Ugh. I just watched this and found myself somewhat angry by the end. The first bits weren't too bad, but the stuff at the end really depresses me (and not because of the 'dreadful' state of British families, which was clearly the desired effect).
I can't help but worry about the problems of blaming those people who escape abusive/dysfunctional relationships for breaking up their families and 'breaking society'. Obviously everything was so much better when women (predominantly) just quietly put up with all manner of crap and 'got on with things'.
I watched it last night I think it is the second in the series also found it on iplayer I would like to see the whole thing but so far I felt the range of guests was not wide enough lots of church people put me off but they made some good points
I think it misses the point saying that it is about marriage I think it is more about personal responsibility and a sense of duty of caring for someone other than oneself
these days you don't really have to have children if you don't have to but once they are here they should be the main priority to cherish and nurture far too much falls on the mother and I suppose so far in the mainstream, marriage is a way of trying to ensure the father is involved of course it does not really work like that
The last part of the programme was most definitely (and repetitively) about marriage. And incredibly simplistically so.
I think the programme could (and would) have made the point of the need to be less individualistic and to attend to responsibilities as much as rights much more effectively if it hadn't gotten quite so moralistic in places (usually while claiming it wasn't moralising).

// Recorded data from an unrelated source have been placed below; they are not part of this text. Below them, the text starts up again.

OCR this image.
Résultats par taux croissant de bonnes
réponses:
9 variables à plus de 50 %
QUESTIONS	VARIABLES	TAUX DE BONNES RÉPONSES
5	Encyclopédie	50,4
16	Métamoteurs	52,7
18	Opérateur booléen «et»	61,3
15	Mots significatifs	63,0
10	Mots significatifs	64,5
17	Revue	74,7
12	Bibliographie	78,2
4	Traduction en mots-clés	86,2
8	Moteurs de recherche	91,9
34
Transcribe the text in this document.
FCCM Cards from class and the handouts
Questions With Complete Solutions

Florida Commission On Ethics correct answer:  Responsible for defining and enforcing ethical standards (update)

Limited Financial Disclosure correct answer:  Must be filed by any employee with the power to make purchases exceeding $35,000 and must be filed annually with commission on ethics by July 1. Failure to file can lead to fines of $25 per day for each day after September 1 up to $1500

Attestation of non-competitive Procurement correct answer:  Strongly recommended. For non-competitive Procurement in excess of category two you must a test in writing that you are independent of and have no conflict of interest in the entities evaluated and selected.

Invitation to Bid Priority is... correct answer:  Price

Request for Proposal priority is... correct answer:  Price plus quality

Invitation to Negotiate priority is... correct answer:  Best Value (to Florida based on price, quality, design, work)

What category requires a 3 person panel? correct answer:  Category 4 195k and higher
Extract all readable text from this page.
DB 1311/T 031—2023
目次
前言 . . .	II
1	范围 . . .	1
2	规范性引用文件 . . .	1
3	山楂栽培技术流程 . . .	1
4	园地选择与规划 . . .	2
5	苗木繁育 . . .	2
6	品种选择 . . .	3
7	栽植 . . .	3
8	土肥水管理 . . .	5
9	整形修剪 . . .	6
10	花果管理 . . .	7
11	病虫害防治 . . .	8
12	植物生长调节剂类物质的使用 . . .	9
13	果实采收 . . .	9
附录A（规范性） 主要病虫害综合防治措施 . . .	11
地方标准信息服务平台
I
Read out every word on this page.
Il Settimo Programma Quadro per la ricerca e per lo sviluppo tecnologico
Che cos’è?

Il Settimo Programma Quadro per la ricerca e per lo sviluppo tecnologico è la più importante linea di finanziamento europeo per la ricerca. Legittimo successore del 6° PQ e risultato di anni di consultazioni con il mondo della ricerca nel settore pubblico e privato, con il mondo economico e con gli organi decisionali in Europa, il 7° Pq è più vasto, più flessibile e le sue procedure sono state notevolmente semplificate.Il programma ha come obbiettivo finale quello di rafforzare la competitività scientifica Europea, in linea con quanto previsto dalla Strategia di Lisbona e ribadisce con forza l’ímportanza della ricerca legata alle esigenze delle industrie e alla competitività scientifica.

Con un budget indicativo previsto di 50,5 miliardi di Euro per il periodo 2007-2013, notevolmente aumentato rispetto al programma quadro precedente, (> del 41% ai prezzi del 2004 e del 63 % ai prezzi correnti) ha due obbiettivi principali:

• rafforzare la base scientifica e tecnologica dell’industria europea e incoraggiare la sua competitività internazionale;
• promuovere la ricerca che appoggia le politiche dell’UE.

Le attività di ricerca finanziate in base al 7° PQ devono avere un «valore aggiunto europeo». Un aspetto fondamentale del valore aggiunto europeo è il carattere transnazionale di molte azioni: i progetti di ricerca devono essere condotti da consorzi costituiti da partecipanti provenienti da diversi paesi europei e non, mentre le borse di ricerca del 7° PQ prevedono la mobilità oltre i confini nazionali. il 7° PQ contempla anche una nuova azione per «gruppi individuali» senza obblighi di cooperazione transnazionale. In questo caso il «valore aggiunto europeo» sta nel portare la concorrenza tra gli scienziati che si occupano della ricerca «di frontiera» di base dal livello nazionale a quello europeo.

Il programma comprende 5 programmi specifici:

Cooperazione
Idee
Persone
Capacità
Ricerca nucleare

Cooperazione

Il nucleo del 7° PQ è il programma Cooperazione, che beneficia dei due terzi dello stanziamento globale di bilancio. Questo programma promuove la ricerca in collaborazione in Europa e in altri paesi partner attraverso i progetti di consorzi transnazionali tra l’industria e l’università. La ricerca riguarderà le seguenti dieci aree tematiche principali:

Also, I didn't necessarily think it was asking the right questions. For example, in the bit about problematic teenage drinking in Hampshire there was almost no discussion of (or with) the parents who let their kids spend their nights hanging around outside the shops drinking 24 cans of lager. Also I don't think he was strong enough in condemning the (oft repeated) argument that these kids drink, intimidate people and cause trouble because 'there's nothing to do around here' (and it certainly isn't lack of money that's stopping them either, since they can afford to buy a lot of alcohol).